The ADCs that will be developed, which include bispecific ADCs that are expected to demonstrate increased selectivity for cancer cells by binding to them at multiple sites, deliver payload molecules that kill cancer cells efficiently. Unfortunately, healthy cells that are exposed to the payload molecules are killed nearly as efficiently as cancer cells, leading to toxicity.
Balthasar’s PBSEs bind to payload molecules in blood, decreasing the delivery of the payload to healthy cells. Treatments that combine PBSEs with ADCs may enable effective anti-cancer activity while reducing unwanted toxicity, says Balthasar.

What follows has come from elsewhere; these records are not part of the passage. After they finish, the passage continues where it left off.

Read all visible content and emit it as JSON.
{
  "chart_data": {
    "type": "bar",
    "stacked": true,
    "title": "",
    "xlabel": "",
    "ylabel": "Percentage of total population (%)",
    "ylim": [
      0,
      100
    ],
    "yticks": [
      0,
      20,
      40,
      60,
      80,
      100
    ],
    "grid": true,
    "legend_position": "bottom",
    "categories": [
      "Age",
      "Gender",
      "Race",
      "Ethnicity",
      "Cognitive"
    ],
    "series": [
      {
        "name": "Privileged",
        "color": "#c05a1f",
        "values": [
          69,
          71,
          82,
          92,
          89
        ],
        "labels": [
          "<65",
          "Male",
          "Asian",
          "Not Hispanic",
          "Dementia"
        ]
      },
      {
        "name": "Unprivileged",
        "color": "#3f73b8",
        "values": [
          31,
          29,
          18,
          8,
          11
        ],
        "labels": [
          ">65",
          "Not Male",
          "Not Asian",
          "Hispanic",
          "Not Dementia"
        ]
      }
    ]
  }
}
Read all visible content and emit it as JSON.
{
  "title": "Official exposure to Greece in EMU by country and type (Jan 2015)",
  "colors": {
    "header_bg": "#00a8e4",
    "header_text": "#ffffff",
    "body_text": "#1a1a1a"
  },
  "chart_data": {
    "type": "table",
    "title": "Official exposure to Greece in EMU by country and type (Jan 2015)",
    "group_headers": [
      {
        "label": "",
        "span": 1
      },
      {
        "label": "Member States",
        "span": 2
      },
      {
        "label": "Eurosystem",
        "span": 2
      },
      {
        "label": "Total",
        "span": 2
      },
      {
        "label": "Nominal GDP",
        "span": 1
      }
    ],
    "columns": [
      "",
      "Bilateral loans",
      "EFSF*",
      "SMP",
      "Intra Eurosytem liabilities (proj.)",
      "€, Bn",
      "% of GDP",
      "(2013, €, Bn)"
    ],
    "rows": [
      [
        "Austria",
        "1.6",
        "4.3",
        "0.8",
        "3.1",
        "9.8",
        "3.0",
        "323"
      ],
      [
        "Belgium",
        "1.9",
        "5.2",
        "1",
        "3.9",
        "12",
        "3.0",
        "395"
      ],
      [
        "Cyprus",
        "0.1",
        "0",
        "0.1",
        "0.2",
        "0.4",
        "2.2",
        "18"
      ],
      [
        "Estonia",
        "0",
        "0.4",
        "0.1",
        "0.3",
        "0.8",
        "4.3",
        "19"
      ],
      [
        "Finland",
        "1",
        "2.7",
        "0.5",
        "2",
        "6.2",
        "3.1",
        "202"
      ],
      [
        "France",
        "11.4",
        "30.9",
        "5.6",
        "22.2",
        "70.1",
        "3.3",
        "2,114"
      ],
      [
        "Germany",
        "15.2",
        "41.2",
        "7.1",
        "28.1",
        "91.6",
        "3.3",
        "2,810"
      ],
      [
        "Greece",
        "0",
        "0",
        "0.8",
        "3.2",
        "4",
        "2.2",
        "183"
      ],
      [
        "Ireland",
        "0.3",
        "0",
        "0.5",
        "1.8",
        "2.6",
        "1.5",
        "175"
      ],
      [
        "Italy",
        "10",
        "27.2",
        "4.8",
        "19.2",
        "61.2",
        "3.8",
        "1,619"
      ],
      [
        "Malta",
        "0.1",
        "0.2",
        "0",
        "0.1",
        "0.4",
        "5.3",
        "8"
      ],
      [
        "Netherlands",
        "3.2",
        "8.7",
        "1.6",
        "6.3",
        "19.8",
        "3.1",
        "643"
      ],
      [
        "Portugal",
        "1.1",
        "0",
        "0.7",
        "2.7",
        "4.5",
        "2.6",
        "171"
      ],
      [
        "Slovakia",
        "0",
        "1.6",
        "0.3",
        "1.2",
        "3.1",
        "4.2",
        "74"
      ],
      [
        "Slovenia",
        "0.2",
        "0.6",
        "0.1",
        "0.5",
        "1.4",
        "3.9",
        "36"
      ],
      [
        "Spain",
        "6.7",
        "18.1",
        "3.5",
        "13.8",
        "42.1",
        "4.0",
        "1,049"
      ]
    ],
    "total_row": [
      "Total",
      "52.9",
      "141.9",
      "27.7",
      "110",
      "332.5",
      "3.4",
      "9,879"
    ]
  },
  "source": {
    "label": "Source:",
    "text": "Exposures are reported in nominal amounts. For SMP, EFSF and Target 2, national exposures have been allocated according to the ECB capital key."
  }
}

“Our PBSE drugs enable safe administration of high doses of ADCs, potentially allowing greatly improved therapy for many types of cancer,” says Balthasar, also director of the UB Center for Protein Therapeutics.
Dhaval Shah, PhD, associate professor in the UB School of Pharmacy and Pharmaceutical Sciences, is also a principal investigator. Key researchers in the Balthasar Lab include Brandon Bordeau, PhD, research assistant professor, and postdoctoral fellow Toan Duc Nguyen, both in the UB School of Pharmacy and Pharmaceutical Sciences.
The ADCs developed by the team will target three surface proteins overexpressed in acute myeloid leukemia. The PBSEs will be designed to sweep up ADC payload molecules that miss their target, helping to prevent collateral damage to healthy cells during treatment.
Using both pharmacokinetic and pharmacodynamic modeling and animal models, the researchers will also compare the effectiveness of ADCs that target one protein overexpressed in acute myeloid leukemia with that of ADCs that target multiple sites. Each drug will be tested with and without co-treatment of PBSEs.
The PBSE drugs will be licensed from UB and developed through the startup Abceutics Inc. Founded by Balthasar, Bordeau, Nguyen and Larry Wienkers, PhD; the company has received funding from the National Institutes of Health and the Buffalo Innovation Accelerator Fund, and operates from incubator space in UB’s New York State Center of Excellence in Bioinformatics and Life Sciences.